Мы немного помолчали. В тишине только вилки звякали, и ножи скребли по тарелкам. Из гостиной доносились шаги и бормотание Ласки. Я подумал было рассказать Толику, как в советское время для парадов на Красной площади использовали не настоящие баллистические ракеты, а только корпуса баллистических ракет. Я подумал рассказать, как целое конструкторское бюро, где я трудился, работало над развешиванием внутри корпуса ракеты свинцовых грузиков, чтобы ракета казалась настоящей. Это была не очень-то правдивая история, зато хорошо отработанная в разнообразных компаниях и смешная. Я подумал рассказать ее, но не стал. Про ракеты было неинтересно. Из гостиной доносились бормотание и стоны Ласки. И я спросил:
– Скажите, Анатолий, а у вашей бабушки была Библия?

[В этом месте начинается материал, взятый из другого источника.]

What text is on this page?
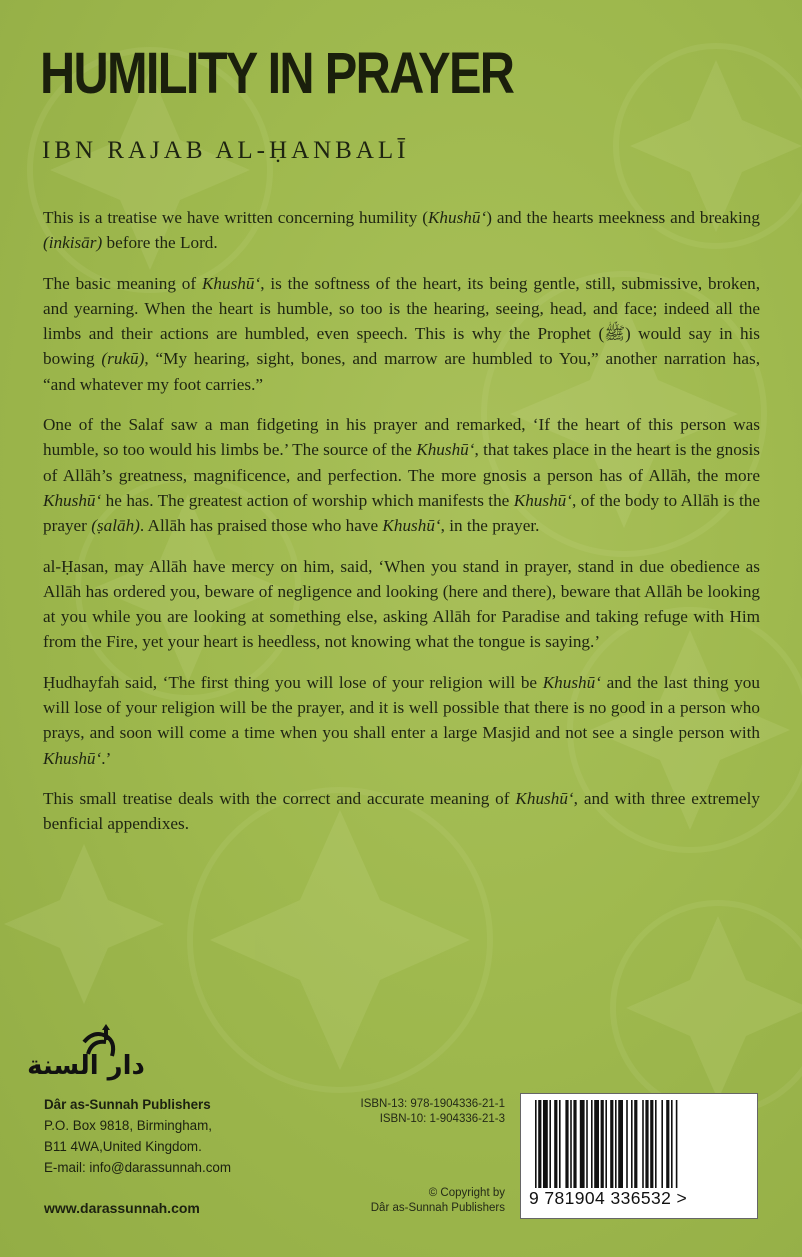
HUMILITY IN PRAYER
IBN RAJAB AL-ḤANBALĪ

This is a treatise we have written concerning humility (Khushū‘) and the hearts meekness and breaking (inkisār) before the Lord.

The basic meaning of Khushū‘, is the softness of the heart, its being gentle, still, submissive, broken, and yearning. When the heart is humble, so too is the hearing, seeing, head, and face; indeed all the limbs and their actions are humbled, even speech. This is why the Prophet (ﷺ) would say in his bowing (rukū), “My hearing, sight, bones, and marrow are humbled to You,” another narration has, “and whatever my foot carries.”

One of the Salaf saw a man fidgeting in his prayer and remarked, ‘If the heart of this person was humble, so too would his limbs be.’ The source of the Khushū‘, that takes place in the heart is the gnosis of Allāh’s greatness, magnificence, and perfection. The more gnosis a person has of Allāh, the more Khushū‘ he has. The greatest action of worship which manifests the Khushū‘, of the body to Allāh is the prayer (ṣalāh). Allāh has praised those who have Khushū‘, in the prayer.

al-Ḥasan, may Allāh have mercy on him, said, ‘When you stand in prayer, stand in due obedience as Allāh has ordered you, beware of negligence and looking (here and there), beware that Allāh be looking at you while you are looking at something else, asking Allāh for Paradise and taking refuge with Him from the Fire, yet your heart is heedless, not knowing what the tongue is saying.’

Ḥudhayfah said, ‘The first thing you will lose of your religion will be Khushū‘ and the last thing you will lose of your religion will be the prayer, and it is well possible that there is no good in a person who prays, and soon will come a time when you shall enter a large Masjid and not see a single person with Khushū‘.’

This small treatise deals with the correct and accurate meaning of Khushū‘, and with three extremely benficial appendixes.

دار السنة
Dâr as-Sunnah Publishers
P.O. Box 9818, Birmingham,
B11 4WA,United Kingdom.
E-mail: info@darassunnah.com
www.darassunnah.com
ISBN-13: 978-1904336-21-1
ISBN-10: 1-904336-21-3
© Copyright by
Dâr as-Sunnah Publishers 9 781904 336532 >
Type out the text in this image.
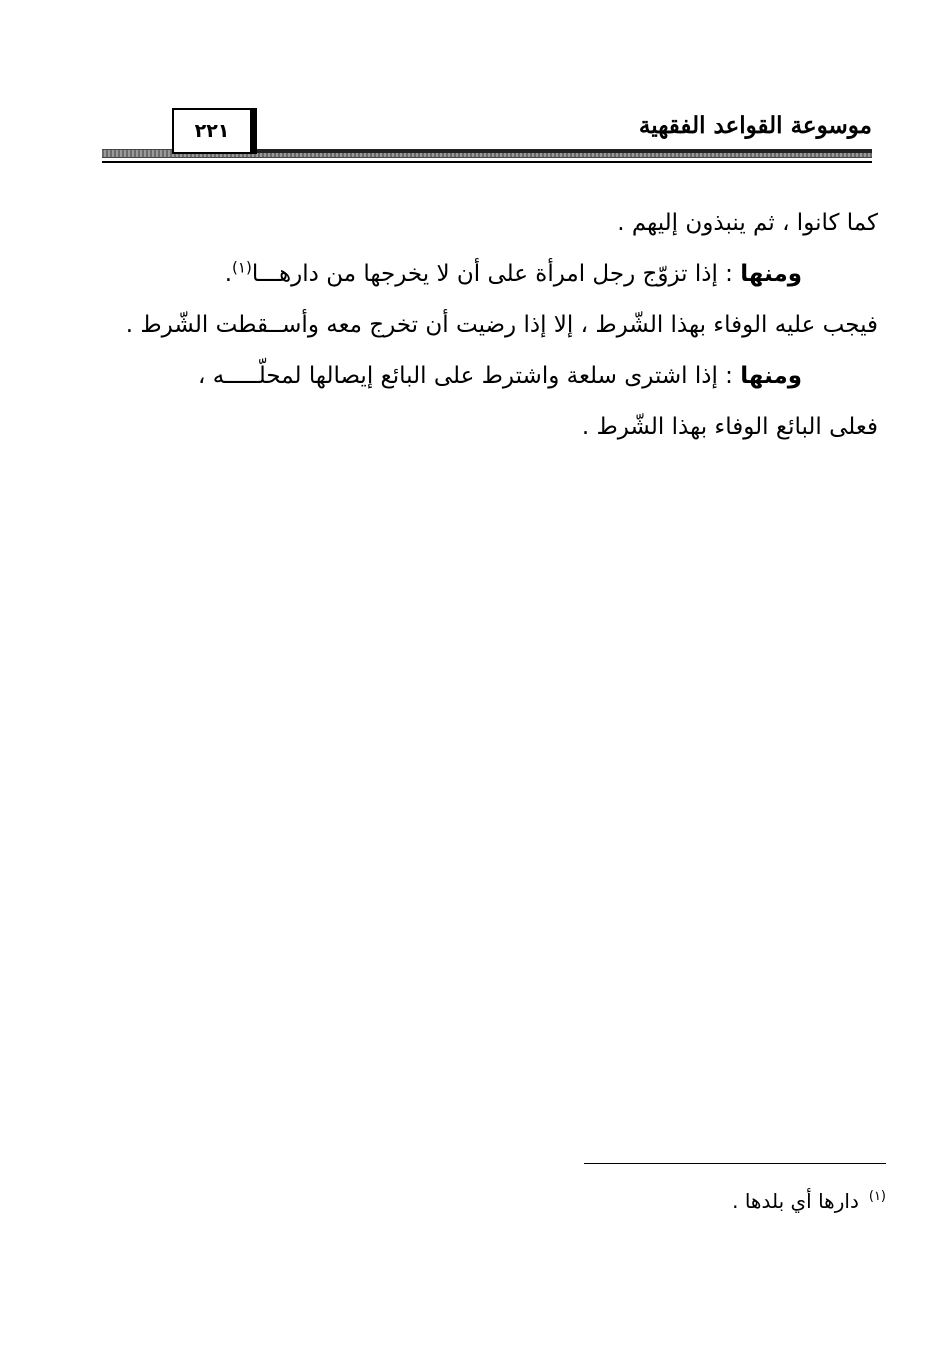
موسوعة القواعد الفقهية
٢٢١

كما كانوا ، ثم ينبذون إليهم .

ومنها : إذا تزوّج رجل امرأة على أن لا يخرجها من دارهـــا$^{(١)}$.

فيجب عليه الوفاء بهذا الشّرط ، إلا إذا رضيت أن تخرج معه وأســقطت الشّرط .

ومنها : إذا اشترى سلعة واشترط على البائع إيصالها لمحلّـــــه ،

فعلى البائع الوفاء بهذا الشّرط .

$^{(١)}$دارها أي بلدها .
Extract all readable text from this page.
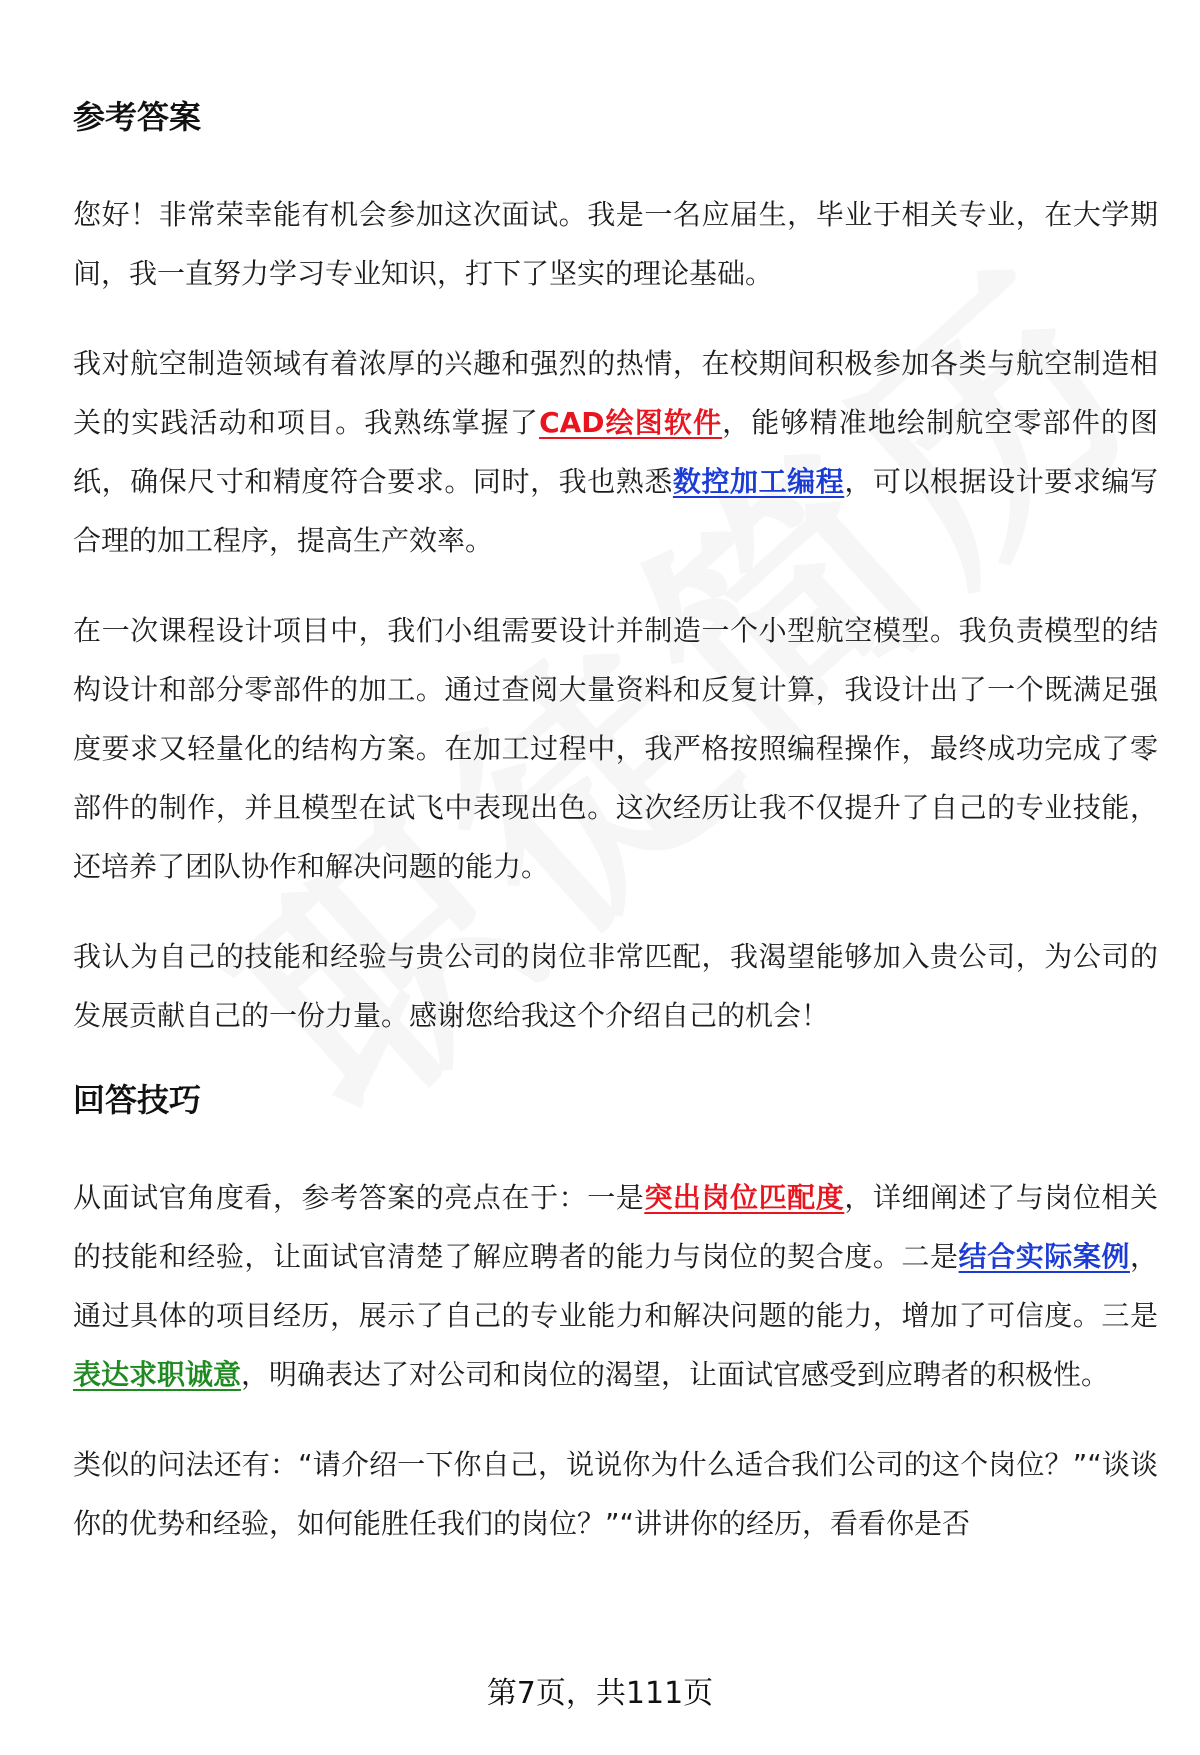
参考答案

您好！非常荣幸能有机会参加这次面试。我是一名应届生，毕业于相关专业，在大学期间，我一直努力学习专业知识，打下了坚实的理论基础。

我对航空制造领域有着浓厚的兴趣和强烈的热情，在校期间积极参加各类与航空制造相关的实践活动和项目。我熟练掌握了CAD绘图软件，能够精准地绘制航空零部件的图纸，确保尺寸和精度符合要求。同时，我也熟悉数控加工编程，可以根据设计要求编写合理的加工程序，提高生产效率。

在一次课程设计项目中，我们小组需要设计并制造一个小型航空模型。我负责模型的结构设计和部分零部件的加工。通过查阅大量资料和反复计算，我设计出了一个既满足强度要求又轻量化的结构方案。在加工过程中，我严格按照编程操作，最终成功完成了零部件的制作，并且模型在试飞中表现出色。这次经历让我不仅提升了自己的专业技能，还培养了团队协作和解决问题的能力。

我认为自己的技能和经验与贵公司的岗位非常匹配，我渴望能够加入贵公司，为公司的发展贡献自己的一份力量。感谢您给我这个介绍自己的机会！

回答技巧

从面试官角度看，参考答案的亮点在于：一是突出岗位匹配度，详细阐述了与岗位相关的技能和经验，让面试官清楚了解应聘者的能力与岗位的契合度。二是结合实际案例，通过具体的项目经历，展示了自己的专业能力和解决问题的能力，增加了可信度。三是表达求职诚意，明确表达了对公司和岗位的渴望，让面试官感受到应聘者的积极性。

类似的问法还有：“请介绍一下你自己，说说你为什么适合我们公司的这个岗位？”“谈谈你的优势和经验，如何能胜任我们的岗位？”“讲讲你的经历，看看你是否

第7页，共111页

– Не, Библии не было. Евангелие было и Псалтырь. Самописные. – Толик встал из-за стола, собрал тарелки, подошел к раковине и принялся медлительно мыть посуду.
– Как это самописные? – Я включил кофейную машину, и нам пришлось переждать, пока отшумит кофейная мельница.
– Ну, так. От руки написанные. Бабка-то рассказывала, что церковь у нас сожгли. И все книги. Вот кто что помнил наизусть, тот то и записывал. Псалмы там… Нагорная проповедь… Девять заповедей…
– Десять заповедей, – автоматически поправил я.
– Не знаю, – Толик пожал плечами и поставил последнюю вымытую тарелку в шкаф. – Может, и десять. У бабки в Евангелии было девять. Забыли, может, одну.
Я подумал было выяснить, которую именно из десяти заповедей запамятовали долгомостьевские евангелисты. Но не стал выяснять. Мы взяли кофе и вышли с чашками покурить на крылечко. Проходя мимо гостиной, Толик даже и не заглянул туда. Даже и не поинтересовался, как чувствует себя наша роженица. А я заглянул и увидел, что Ласка опять лежит на диване, и Банько опять сидит рядом с нею и держит ее за руку, бледный как мел.
На улице была удушающая жара. Мы сели на качающуюся скамейку, и я закурил.
– Дайте, что ли, и мне сигарету, – сказал Толик.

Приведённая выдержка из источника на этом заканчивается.